Mahatma Gandhi by the Rev Nicol Macnicol, D.Litt., DD

(Extract from a longer piece)

 

Has any man, however great and well-intentioned, the right to impose by his own will “non-violence” on an unwilling people, even to the ‘killing of the last Indian’?

Mr Gandhi is brave enough to put his own life to that hazard in a cause so noble, but has he any right to go further? The Peace Army that not long ago was formed with a similar ideal of non-violence did not propose to do more than offer their own lives a willing and unarmed sacrifice to the aggressor. Mr Gandhi has the faith to believe that ‘a sufficiency of non-violent heat will melt the hardest heart’ and he is ready to test his faith by his own action and face the risk involved. But is he justified in leading unwilling sheep to the slaughter? It is no doubt the case that by this faith of his Mr Gandhi is bringing nearer the day when that faith will prevail over men’s hard hearts and swords will be beaten into ploughshares. But that end will not be achieved by the imposition of one man’s will but through slow persuasion and the creation of a general will for peace.

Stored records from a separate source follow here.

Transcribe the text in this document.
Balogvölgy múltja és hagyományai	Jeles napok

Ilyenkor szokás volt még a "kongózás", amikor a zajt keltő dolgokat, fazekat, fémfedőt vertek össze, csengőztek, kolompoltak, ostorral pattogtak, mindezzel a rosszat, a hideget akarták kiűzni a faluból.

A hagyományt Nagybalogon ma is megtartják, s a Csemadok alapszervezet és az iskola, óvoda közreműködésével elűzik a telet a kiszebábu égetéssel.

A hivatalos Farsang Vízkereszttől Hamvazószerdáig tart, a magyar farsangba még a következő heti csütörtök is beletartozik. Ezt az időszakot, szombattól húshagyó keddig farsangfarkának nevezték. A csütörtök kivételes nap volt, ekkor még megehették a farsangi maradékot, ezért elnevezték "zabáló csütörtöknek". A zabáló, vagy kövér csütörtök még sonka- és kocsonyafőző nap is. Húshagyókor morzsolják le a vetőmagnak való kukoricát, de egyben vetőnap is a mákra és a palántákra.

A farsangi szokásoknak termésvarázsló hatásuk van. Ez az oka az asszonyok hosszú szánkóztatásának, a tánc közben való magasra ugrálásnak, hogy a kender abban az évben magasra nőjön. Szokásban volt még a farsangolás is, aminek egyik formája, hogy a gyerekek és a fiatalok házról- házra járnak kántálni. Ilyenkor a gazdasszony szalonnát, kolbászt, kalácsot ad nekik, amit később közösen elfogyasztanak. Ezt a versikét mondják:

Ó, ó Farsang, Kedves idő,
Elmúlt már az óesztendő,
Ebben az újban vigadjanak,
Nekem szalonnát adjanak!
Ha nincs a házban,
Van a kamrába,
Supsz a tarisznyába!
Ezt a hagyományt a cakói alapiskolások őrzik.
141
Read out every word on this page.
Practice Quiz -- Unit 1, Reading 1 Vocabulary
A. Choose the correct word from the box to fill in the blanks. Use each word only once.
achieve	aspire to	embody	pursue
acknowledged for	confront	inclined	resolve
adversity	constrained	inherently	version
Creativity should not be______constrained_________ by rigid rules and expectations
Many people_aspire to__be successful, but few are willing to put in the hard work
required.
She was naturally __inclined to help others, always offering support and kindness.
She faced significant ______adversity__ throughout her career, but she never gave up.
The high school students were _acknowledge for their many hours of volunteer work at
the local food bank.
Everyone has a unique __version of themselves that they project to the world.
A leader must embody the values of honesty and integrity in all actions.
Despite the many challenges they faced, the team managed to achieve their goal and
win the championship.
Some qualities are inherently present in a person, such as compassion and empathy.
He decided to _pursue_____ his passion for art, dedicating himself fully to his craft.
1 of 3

Who can sum up in a sentence such a man as this? And who among us is qualified to judge him or to pass sentence upon him? But to recognise his greatness and even the quality of saintliness that is in him does not require of us that we should accept his judgement and submit ourselves and others to his will. Our part may be, as so often is the case in this unhappy and imperfect world that our human wrong-doing has created, to recognise, and do honour to, his greatness, and to seek by every means to persuade him and his people to take the road which we believe to be at the present fateful hour the road that both duty towards India and India’s safety require of us and of him as well.

Mr Gandhi’s strength lies in the fact that by what he has done for India in the past he has become the representative of India before the world and as such he is to be honoured and listened to but not necessarily obeyed.

Three great qualities have brought him to that eminence among his people, his unfaltering courage, his compassion for all who are oppressed, and – on the whole – his love of truth and loyalty to it. It is true that along with these qualities of greatness he shares with the rest of us certain frailties. One of the greatest of Indians, worthy to take his place even by Mahatma’s side, said of him on one occasion that he reveals at times, in spite of his love of truth, what he called ‘the vakil mind.’ That could almost be translated as the pettifogging mind. I would prefer to say of this man, who, as I have said already, has some of the qualities of the saint, what Francis Thompson says of another lover of the Indian people, St Francis Xavier, that he has ‘his divinely unprincipled sleights, his heavenly cunning’.

Yet with all deductions it remains true that this little wisp of a man in a loin cloth to-day bestrides India like a Colossus and faces us as the representative and spokesman of that great people. We must for our own honour find some way of peace towards him and his nation, some relationship with him and them that shall not be that of gaoler and prisoner.